Quando cominciò a girare il suo nome come possibile successore di Aniasi, in molti storsero il naso. «Non ha la statura per fare il sindaco», sentenziò Giorgio Bocca. Perché Tognolino era troppo giovane (38 anni), non aveva esattamente un fisico da corazziere e anche perché a livello nazionale era poco più che uno sconosciuto. Bocca si sbagliava. Tognoli è stato un gigante.
Diventò sindaco negli Anni di piombo, anni di agguati terroristici con magistrati, poliziotti, dirigenti e giornalisti ammazzati in mezzo alla strada. Ma anche anni di criminalità feroce: sequestri di persona e rapine al ristorante a volte concluse con lo stupro di una cliente sulla tavola apparecchiata. E poi la droga, con i ragazzi morti sulle panchine, la siringa ancora infilata nel braccio. Bisognava ridare vita a Milano, ridarle fiducia, voglia di vivere, voglia di fare. Altro che chiudersi in casa: bisognava spalancare porte e finestre.
Ed ecco Tognoli lanciare il progetto «Città aperta» e dentro ci stava tutto, piccole e grandi iniziative: dalla chiusura del centro al traffico privato, al «risotto in piazza», dal rilancio delle case popolari, al Passante ferroviario o alla straordinaria mostra sugli Anni Trenta. Aveva una volontà di ferro, conosceva la macchina comunale come un pilota di Formula 1 conosce la sua monoposto e sapeva farla correre: alzava il telefono e chiamava non il dirigente, ma l’oscuro impiegato che aveva in mano una certa pratica. E quello si faceva in quattro. Univa capacità amministrativa e abilità politica.
Sapeva mediare, ma non temeva lo scontro, come scoprì la potente lobby dei commercianti con la pedonalizzazione di corso Vittorio Emanuele. «Il sindaco di Milano è piccolo come un nano», cercavano di sminuirlo con puerile dileggio i più stupidi dei suoi avversari. E quando alla buvette del consiglio comunale correggeva la Coca Cola con due dita di vino rosso (o l’aranciata con il vino bianco) gli stessi sussurravano «il piccolo chimico è all’opera», per ricordare che Tognoli si era fermato a un diploma di perito chimico, appunto.

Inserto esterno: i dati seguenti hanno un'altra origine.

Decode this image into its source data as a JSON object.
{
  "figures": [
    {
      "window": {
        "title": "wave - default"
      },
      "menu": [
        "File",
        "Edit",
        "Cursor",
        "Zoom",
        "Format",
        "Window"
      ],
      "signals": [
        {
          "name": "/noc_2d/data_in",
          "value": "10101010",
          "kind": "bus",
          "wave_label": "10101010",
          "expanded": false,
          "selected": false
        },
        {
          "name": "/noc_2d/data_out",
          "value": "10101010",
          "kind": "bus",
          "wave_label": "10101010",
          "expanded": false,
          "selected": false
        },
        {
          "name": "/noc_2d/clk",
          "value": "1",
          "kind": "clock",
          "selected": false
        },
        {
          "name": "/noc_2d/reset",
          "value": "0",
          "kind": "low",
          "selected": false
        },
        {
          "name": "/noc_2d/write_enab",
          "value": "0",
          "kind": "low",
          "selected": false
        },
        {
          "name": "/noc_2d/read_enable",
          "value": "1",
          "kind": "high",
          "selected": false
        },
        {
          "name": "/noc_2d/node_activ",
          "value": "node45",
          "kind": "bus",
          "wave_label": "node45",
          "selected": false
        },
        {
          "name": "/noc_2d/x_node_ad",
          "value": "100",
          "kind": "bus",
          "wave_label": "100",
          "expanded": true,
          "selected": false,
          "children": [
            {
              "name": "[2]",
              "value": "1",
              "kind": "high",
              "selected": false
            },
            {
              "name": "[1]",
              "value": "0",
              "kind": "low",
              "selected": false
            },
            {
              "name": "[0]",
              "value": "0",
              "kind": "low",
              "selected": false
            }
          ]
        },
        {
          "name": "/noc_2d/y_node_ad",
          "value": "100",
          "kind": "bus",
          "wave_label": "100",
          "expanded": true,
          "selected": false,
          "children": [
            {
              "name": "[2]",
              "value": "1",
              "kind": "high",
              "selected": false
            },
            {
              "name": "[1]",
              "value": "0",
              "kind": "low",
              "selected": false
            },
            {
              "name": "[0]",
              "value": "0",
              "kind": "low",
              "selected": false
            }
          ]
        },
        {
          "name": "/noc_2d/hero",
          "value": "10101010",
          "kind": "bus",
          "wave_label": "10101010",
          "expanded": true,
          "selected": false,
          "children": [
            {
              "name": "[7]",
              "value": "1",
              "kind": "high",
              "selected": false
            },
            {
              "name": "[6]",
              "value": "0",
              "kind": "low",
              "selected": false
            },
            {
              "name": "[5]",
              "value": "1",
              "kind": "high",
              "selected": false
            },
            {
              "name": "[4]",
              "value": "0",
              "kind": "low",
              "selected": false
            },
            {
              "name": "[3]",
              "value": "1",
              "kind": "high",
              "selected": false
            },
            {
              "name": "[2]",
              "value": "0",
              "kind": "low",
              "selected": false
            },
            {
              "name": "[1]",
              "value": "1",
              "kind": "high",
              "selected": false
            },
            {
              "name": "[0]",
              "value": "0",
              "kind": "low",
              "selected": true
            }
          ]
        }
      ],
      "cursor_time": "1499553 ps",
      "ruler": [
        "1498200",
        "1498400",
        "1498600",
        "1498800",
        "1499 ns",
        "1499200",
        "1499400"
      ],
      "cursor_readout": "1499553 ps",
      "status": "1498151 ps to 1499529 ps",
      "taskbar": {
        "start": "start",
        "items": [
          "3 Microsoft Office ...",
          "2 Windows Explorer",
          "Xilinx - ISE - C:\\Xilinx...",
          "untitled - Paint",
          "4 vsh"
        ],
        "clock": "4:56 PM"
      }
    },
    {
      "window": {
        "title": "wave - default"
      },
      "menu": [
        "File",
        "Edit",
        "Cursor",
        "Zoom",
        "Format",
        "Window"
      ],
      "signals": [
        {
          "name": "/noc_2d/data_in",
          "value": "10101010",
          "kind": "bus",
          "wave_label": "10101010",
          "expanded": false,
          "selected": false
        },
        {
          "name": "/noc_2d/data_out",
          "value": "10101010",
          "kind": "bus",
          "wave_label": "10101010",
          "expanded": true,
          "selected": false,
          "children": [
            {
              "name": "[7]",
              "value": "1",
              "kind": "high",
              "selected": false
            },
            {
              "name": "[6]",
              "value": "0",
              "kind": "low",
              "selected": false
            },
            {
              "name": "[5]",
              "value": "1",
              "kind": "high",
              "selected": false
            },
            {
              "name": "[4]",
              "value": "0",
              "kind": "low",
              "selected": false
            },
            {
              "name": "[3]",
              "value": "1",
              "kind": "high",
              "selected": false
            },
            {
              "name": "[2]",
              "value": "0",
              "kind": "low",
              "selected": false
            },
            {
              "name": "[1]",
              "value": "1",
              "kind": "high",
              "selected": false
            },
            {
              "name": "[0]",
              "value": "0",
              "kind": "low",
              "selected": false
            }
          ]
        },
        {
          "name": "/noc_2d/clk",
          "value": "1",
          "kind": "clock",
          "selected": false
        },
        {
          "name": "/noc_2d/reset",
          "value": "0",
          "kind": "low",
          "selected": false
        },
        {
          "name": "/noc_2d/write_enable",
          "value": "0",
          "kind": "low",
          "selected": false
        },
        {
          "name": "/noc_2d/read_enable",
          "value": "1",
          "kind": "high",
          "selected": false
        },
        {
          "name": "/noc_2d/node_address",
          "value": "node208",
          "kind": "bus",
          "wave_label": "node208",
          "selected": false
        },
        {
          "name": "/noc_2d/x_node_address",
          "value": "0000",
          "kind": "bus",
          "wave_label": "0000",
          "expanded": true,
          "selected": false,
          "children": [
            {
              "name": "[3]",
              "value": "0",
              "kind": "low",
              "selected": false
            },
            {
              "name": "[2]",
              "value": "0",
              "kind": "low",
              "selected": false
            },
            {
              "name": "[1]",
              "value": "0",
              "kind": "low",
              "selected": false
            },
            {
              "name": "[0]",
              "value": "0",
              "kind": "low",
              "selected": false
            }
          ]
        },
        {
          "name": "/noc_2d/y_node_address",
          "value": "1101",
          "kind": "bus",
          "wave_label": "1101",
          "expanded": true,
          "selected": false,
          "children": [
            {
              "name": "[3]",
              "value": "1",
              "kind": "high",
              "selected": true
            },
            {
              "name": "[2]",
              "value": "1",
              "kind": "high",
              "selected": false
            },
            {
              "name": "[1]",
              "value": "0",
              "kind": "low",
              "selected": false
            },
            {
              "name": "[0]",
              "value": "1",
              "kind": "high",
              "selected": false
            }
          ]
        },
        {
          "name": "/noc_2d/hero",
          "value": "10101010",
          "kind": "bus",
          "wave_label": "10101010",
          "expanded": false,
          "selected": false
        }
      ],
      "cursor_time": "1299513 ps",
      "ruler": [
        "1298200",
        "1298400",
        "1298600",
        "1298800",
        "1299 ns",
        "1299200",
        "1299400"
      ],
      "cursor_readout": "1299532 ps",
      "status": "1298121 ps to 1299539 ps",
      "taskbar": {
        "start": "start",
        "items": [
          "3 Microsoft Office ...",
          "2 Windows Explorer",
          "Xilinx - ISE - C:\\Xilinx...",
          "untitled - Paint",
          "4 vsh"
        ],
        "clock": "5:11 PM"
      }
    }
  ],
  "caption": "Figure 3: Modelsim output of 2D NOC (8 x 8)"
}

Ma aveva comunque una straordinaria cultura che spaziava dall’arte alla musica e soprattutto alla storia. E poi c’era la sua passione per la politica. Lui socialista autonomista e convinto anticomunista governò nove dei suoi dieci anni da sindaco proprio con il Pci. Alla guida di palazzo Marino lo aveva voluto Bettino Craxi, ma Tognolino era cresciuto in fretta, anche troppo. Fino ad arrivare a ingelosire il Capo quando alle Europee del 1984 fece il record di preferenze: 337 mila. Avrebbe potuto «mettersi in proprio», farsi una sua corrente, ma a chi lo spingeva ripeteva invariabilmente: «A Bettino devo tutto. Sto con lui».
Ha traghettato la città dagli Anni di piombo alla Milano da bere, ha certamente conosciuto i meccanismi di Tangentopoli, ma non ne ha mai approfittato personalmente. E quando uno schizzo di fango è arrivato fino a lui, ha preteso un’indagine patrimoniale per dimostrare che non aveva messo da parte una lira. Ciao Sindaco.